Olivia wrote a memoir and you've now written this play. Why do you feel this story was such an important one to tell? 
    (Destefano) Having known Olivia for 17 years and learned so much from her about strength and survival of the individual in the face of institutional oppression, it seemed a natural step to share her story in a theatrical context. We are experiencing similar profiling going on now with issues surrounding minorities, the disabled, different sexual orientations, immigrants. It seems a good time to remind people, as Olivia did, that we are dealing with individual human beings here, not faceless masses. As Olivia often said. "I am not my condition. Call me by my name. Call me Olivia."

    What do you think people would be most surprised to learn about the lives of the Hansen's patients on Molokai? 
    (Destefano) People would be surprised to learn, as I did, that these are not "afflicted" people. These are everyday citizens whose rights have been taken away by the forces of fear and ignorance. The people I met and grew to love and admire in Kalaupapa each had their own distinct personalities, just like people in any neighborhood. Some were more friendly than others. Some more open to talk about their lives. Others more protective. What they all seem to have shared, even at times of disunity, is their special connection to this place where their lives intersected and where part of Hawaii's history was formed and still plays out to this day.

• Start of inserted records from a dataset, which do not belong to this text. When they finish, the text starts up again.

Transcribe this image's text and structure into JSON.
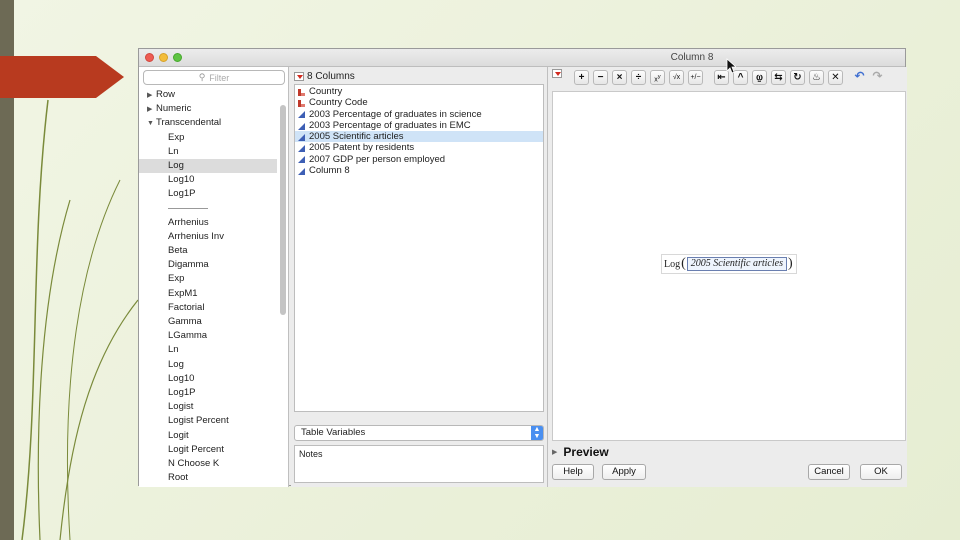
{
  "window": {
    "title": "Column 8"
  },
  "function_pane": {
    "filter_placeholder": "Filter",
    "groups": [
      {
        "label": "Row",
        "state": "collapsed"
      },
      {
        "label": "Numeric",
        "state": "collapsed"
      },
      {
        "label": "Transcendental",
        "state": "expanded"
      }
    ],
    "items": [
      "Exp",
      "Ln",
      "Log",
      "Log10",
      "Log1P"
    ],
    "selected_item": "Log",
    "more_items": [
      "Arrhenius",
      "Arrhenius Inv",
      "Beta",
      "Digamma",
      "Exp",
      "ExpM1",
      "Factorial",
      "Gamma",
      "LGamma",
      "Ln",
      "Log",
      "Log10",
      "Log1P",
      "Logist",
      "Logist Percent",
      "Logit",
      "Logit Percent",
      "N Choose K",
      "Root"
    ]
  },
  "columns_pane": {
    "header": "8 Columns",
    "columns": [
      {
        "label": "Country",
        "type": "nominal"
      },
      {
        "label": "Country Code",
        "type": "nominal"
      },
      {
        "label": "2003 Percentage of graduates in science",
        "type": "continuous"
      },
      {
        "label": "2003 Percentage of graduates in EMC",
        "type": "continuous"
      },
      {
        "label": "2005 Scientific articles",
        "type": "continuous",
        "selected": true
      },
      {
        "label": "2005 Patent by residents",
        "type": "continuous"
      },
      {
        "label": "2007 GDP per person employed",
        "type": "continuous"
      },
      {
        "label": "Column 8",
        "type": "continuous"
      }
    ],
    "source_select": "Table Variables",
    "notes_label": "Notes"
  },
  "formula_editor": {
    "toolbar": [
      "plus",
      "minus",
      "times",
      "divide",
      "x^y",
      "√x",
      "+/-",
      "insert",
      "raise",
      "peel",
      "swap",
      "local",
      "unary",
      "delete"
    ],
    "formula_function": "Log",
    "formula_argument": "2005 Scientific articles",
    "preview_label": "Preview"
  },
  "buttons": {
    "help": "Help",
    "apply": "Apply",
    "cancel": "Cancel",
    "ok": "OK"
  },
  "colors": {
    "slide_accent_red": "#b83a1f",
    "selection_blue": "#cfe3f7",
    "nominal_icon": "#c0392b",
    "continuous_icon": "#3d5fb5"
  }
}
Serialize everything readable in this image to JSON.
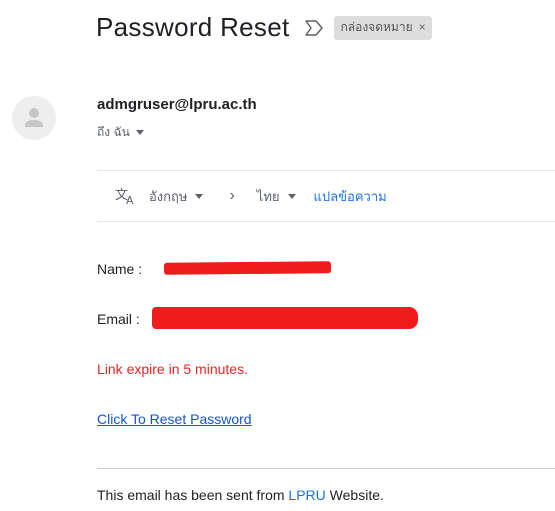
{
  "email": {
    "subject": "Password Reset",
    "label_chip": "กล่องจดหมาย",
    "label_close": "×",
    "sender": "admgruser@lpru.ac.th",
    "recipient": "ถึง ฉัน"
  },
  "translate_bar": {
    "from_language": "อังกฤษ",
    "arrow": "›",
    "to_language": "ไทย",
    "translate_label": "แปลข้อความ"
  },
  "body": {
    "name_label": "Name :",
    "email_label": "Email :",
    "expire_text": "Link expire in 5 minutes.",
    "reset_link": "Click To Reset Password",
    "footer_prefix": "This email has been sent from ",
    "footer_brand": "LPRU",
    "footer_suffix": " Website."
  },
  "colors": {
    "redaction": "#ee1c1c",
    "link_blue": "#1155cc",
    "warning_red": "#ee2222"
  },
  "icons": {
    "importance": "importance-marker-icon",
    "avatar": "person-icon",
    "translate": "translate-icon"
  }
}
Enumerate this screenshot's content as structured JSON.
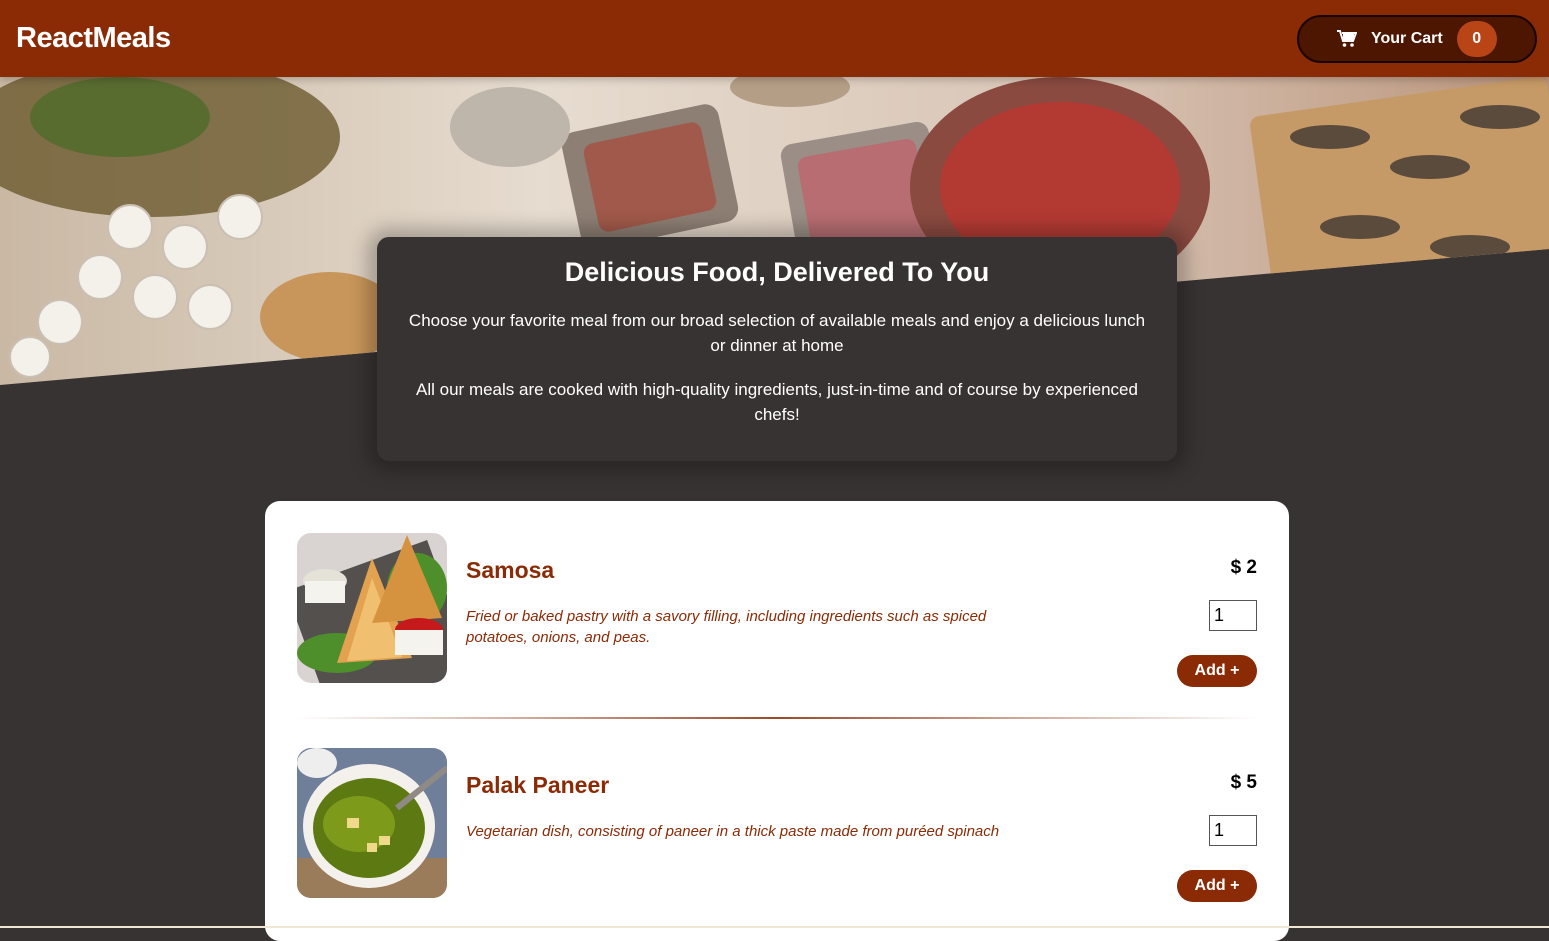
{
  "header": {
    "brand": "ReactMeals",
    "cart_label": "Your Cart",
    "cart_count": "0",
    "cart_icon": "shopping-cart-icon"
  },
  "hero": {
    "image": "banquet-table-food-photo"
  },
  "summary": {
    "title": "Delicious Food, Delivered To You",
    "paragraph1": "Choose your favorite meal from our broad selection of available meals and enjoy a delicious lunch or dinner at home",
    "paragraph2": "All our meals are cooked with high-quality ingredients, just-in-time and of course by experienced chefs!"
  },
  "meals": [
    {
      "name": "Samosa",
      "description": "Fried or baked pastry with a savory filling, including ingredients such as spiced potatoes, onions, and peas.",
      "price": "$ 2",
      "quantity": "1",
      "add_label": "Add +",
      "image": "samosa-photo"
    },
    {
      "name": "Palak Paneer",
      "description": "Vegetarian dish, consisting of paneer in a thick paste made from puréed spinach",
      "price": "$ 5",
      "quantity": "1",
      "add_label": "Add +",
      "image": "palak-paneer-photo"
    }
  ],
  "colors": {
    "brand": "#8a2b06",
    "background": "#383333",
    "cart_button": "#4d1601",
    "badge": "#b94517"
  }
}
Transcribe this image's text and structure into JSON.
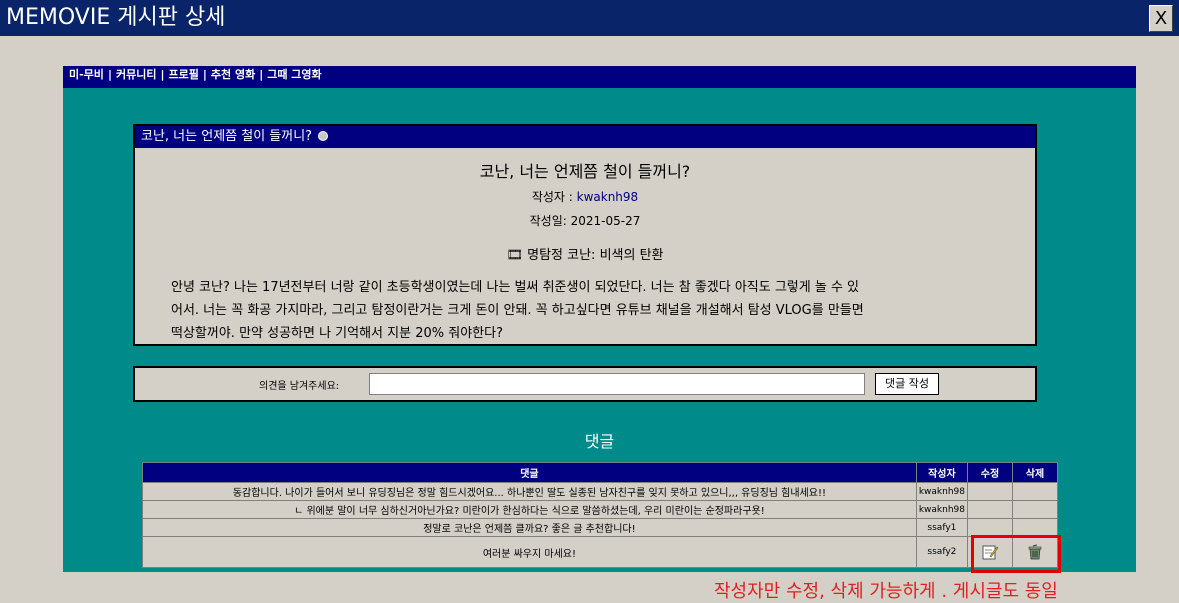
{
  "window": {
    "title": "MEMOVIE 게시판 상세",
    "close_label": "X"
  },
  "nav": {
    "items": [
      "미-무비",
      "커뮤니티",
      "프로필",
      "추천 영화",
      "그때 그영화"
    ]
  },
  "post": {
    "panel_title": "코난, 너는 언제쯤 철이 들꺼니?",
    "heading": "코난, 너는 언제쯤 철이 들꺼니?",
    "author_label": "작성자 :",
    "author": "kwaknh98",
    "date_label": "작성일: 2021-05-27",
    "movie": "🎞 명탐정 코난: 비색의 탄환",
    "body_lines": [
      "안녕 코난? 나는 17년전부터 너랑 같이 초등학생이였는데 나는 벌써 취준생이 되었단다. 너는 참 좋겠다 아직도 그렇게 놀 수 있",
      "어서. 너는 꼭 화공 가지마라, 그리고 탐정이란거는 크게 돈이 안돼. 꼭 하고싶다면 유튜브 채널을 개설해서 탐성 VLOG를 만들면",
      "떡상할꺼야. 만약 성공하면 나 기억해서 지분 20% 줘야한다?"
    ]
  },
  "comment_form": {
    "label": "의견을 남겨주세요:",
    "placeholder": "",
    "submit_label": "댓글 작성"
  },
  "comments": {
    "heading": "댓글",
    "columns": [
      "댓글",
      "작성자",
      "수정",
      "삭제"
    ],
    "rows": [
      {
        "text": "동감합니다. 나이가 들어서 보니 유딩징님은 정말 힘드시겠어요... 하나뿐인 딸도 실종된 남자친구를 잊지 못하고 있으니,,, 유딩징님 힘내세요!!",
        "author": "kwaknh98"
      },
      {
        "text": "ㄴ 위에분 말이 너무 심하신거아닌가요? 미란이가 한심하다는 식으로 말씀하셨는데, 우리 미란이는 순정파라구욧!",
        "author": "kwaknh98"
      },
      {
        "text": "정말로 코난은 언제쯤 클까요? 좋은 글 추천합니다!",
        "author": "ssafy1"
      },
      {
        "text": "여러분 싸우지 마세요!",
        "author": "ssafy2"
      }
    ]
  },
  "annotation": {
    "note": "작성자만 수정, 삭제 가능하게 . 게시글도 동일",
    "color": "#e02020"
  }
}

You're a working actor from Hawaii now living in LA. How has it felt to be able to return to the islands to work on such a uniquely Hawaiian story?
    (Ku'ulei) Working on such a meaningful project at home is a dream come true. As an actor playing a role like Olivia, who is real and has such depth, is a rare opportunity that I knew I had to jump at.  

What is one of the key messages you hope audiences will take away from this story and do you think it is relevant to our lives today?
    (Ku'ulei) I believe this story is relevant to our lives today because it's a clear example of how humans react and treat each other when in a state of fear. For almost 100 years, the individuals who were diagnosed with Hanson's disease were treated  as if they were less than human and had all of their basic human rights taken away. Today there are other groups who's rights are being challenged. I hope people leave the play thinking about how they treat those who are different from them and those that might instill fear based on what we hear through the grape vine. We can all be kinder, turn into someone's advocate when they don't have a voice, and be grateful for what we have.